Amid the rubble and rancor memorializing where the East Wing of the White House once stood, President Donald Trump and his team are trying to dig out. Public outrage has been piling up over the sudden demolition to make way for the sprawling, golden ballroom he has long craved. Trump says the new construction will be a monument to the country’s greatness, even as his team insists there is nothing unusual in how he is going about it.

“Nearly every single president who has lived in this beautiful White House … has made modernizations and renovations of their own,” insists White House press secretary Karoline Leavitt.

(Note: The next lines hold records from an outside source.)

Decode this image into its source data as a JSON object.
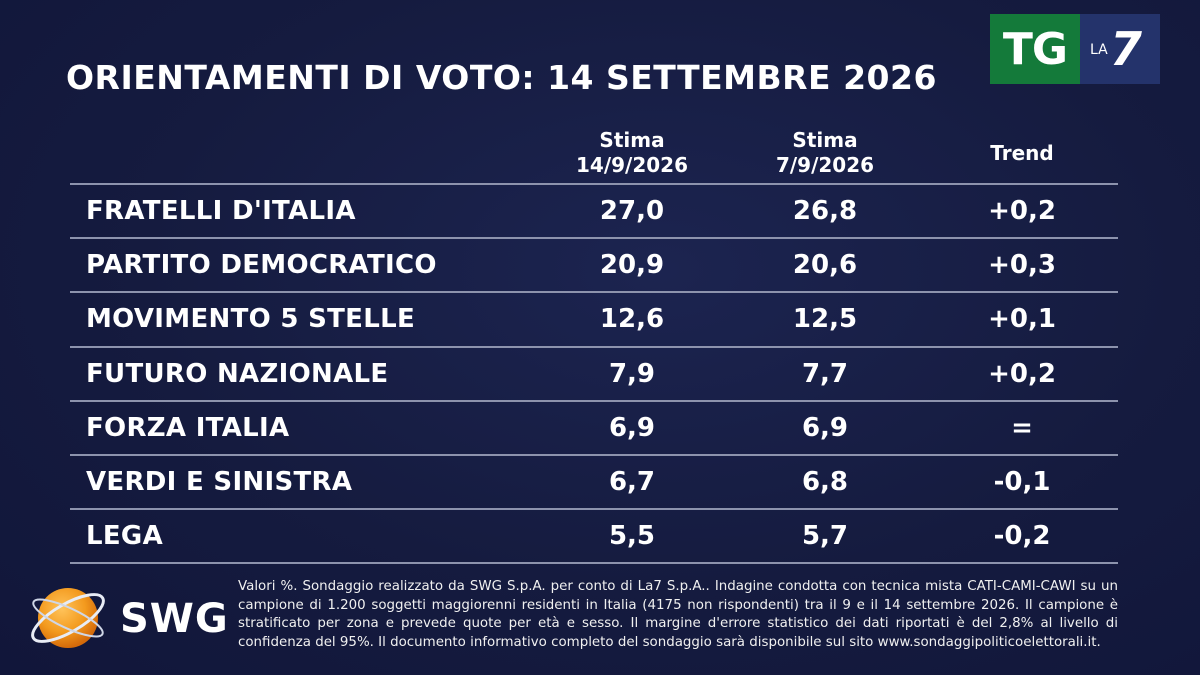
{
  "title": "ORIENTAMENTI DI VOTO: 14 SETTEMBRE 2026",
  "logos": {
    "broadcaster": {
      "tg": "TG",
      "la": "LA",
      "seven": "7"
    },
    "pollster": "SWG"
  },
  "chart_data": {
    "type": "table",
    "columns": [
      {
        "line1": "Stima",
        "line2": "14/9/2026"
      },
      {
        "line1": "Stima",
        "line2": "7/9/2026"
      },
      {
        "line1": "Trend",
        "line2": ""
      }
    ],
    "rows": [
      {
        "party": "FRATELLI D'ITALIA",
        "current": "27,0",
        "previous": "26,8",
        "trend": "+0,2"
      },
      {
        "party": "PARTITO DEMOCRATICO",
        "current": "20,9",
        "previous": "20,6",
        "trend": "+0,3"
      },
      {
        "party": "MOVIMENTO 5 STELLE",
        "current": "12,6",
        "previous": "12,5",
        "trend": "+0,1"
      },
      {
        "party": "FUTURO NAZIONALE",
        "current": "7,9",
        "previous": "7,7",
        "trend": "+0,2"
      },
      {
        "party": "FORZA ITALIA",
        "current": "6,9",
        "previous": "6,9",
        "trend": "="
      },
      {
        "party": "VERDI E SINISTRA",
        "current": "6,7",
        "previous": "6,8",
        "trend": "-0,1"
      },
      {
        "party": "LEGA",
        "current": "5,5",
        "previous": "5,7",
        "trend": "-0,2"
      }
    ]
  },
  "footnote": "Valori %. Sondaggio realizzato da SWG S.p.A. per conto di La7 S.p.A.. Indagine condotta con tecnica mista CATI-CAMI-CAWI su un campione di 1.200 soggetti maggiorenni residenti in Italia (4175 non rispondenti) tra il 9 e il 14 settembre 2026. Il campione è stratificato per zona e prevede quote per età e sesso. Il margine d'errore statistico dei dati riportati è del 2,8% al livello di confidenza del 95%. Il documento informativo completo del sondaggio sarà disponibile sul sito www.sondaggipoliticoelettorali.it.",
  "colors": {
    "background": "#151b3f",
    "rule": "#8d93ad",
    "tg_green": "#147a3a",
    "la7_blue": "#24336b",
    "swg_orange": "#f39a1e"
  }
}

Author Kate Andersen Brower, who has written extensively about The People’s House, agrees with that foundational claim, but also points out a big difference this time: “We have never seen a wrecking ball taken to an entire wing.”

Never mind that Trump has dismissed the East Wing as “a very small building” that was “never thought of as being much.” Brower and plenty of others saw it as a treasure. “I certainly had a lot of reverence for it because it was the first lady’s domain. It’s the only place she has to really call her own,” she said.

Initially a carriage entrance during the term of President Theodore Roosevelt in 1902, it became the modern East Wing as millions of tourists see it each year — or did — under his distant cousin, President Franklin Roosevelt some 40 years later. The build-out was a practical matter: With World War II raging, an emergency underground bunker had been constructed on the spot and needed the building to hide it.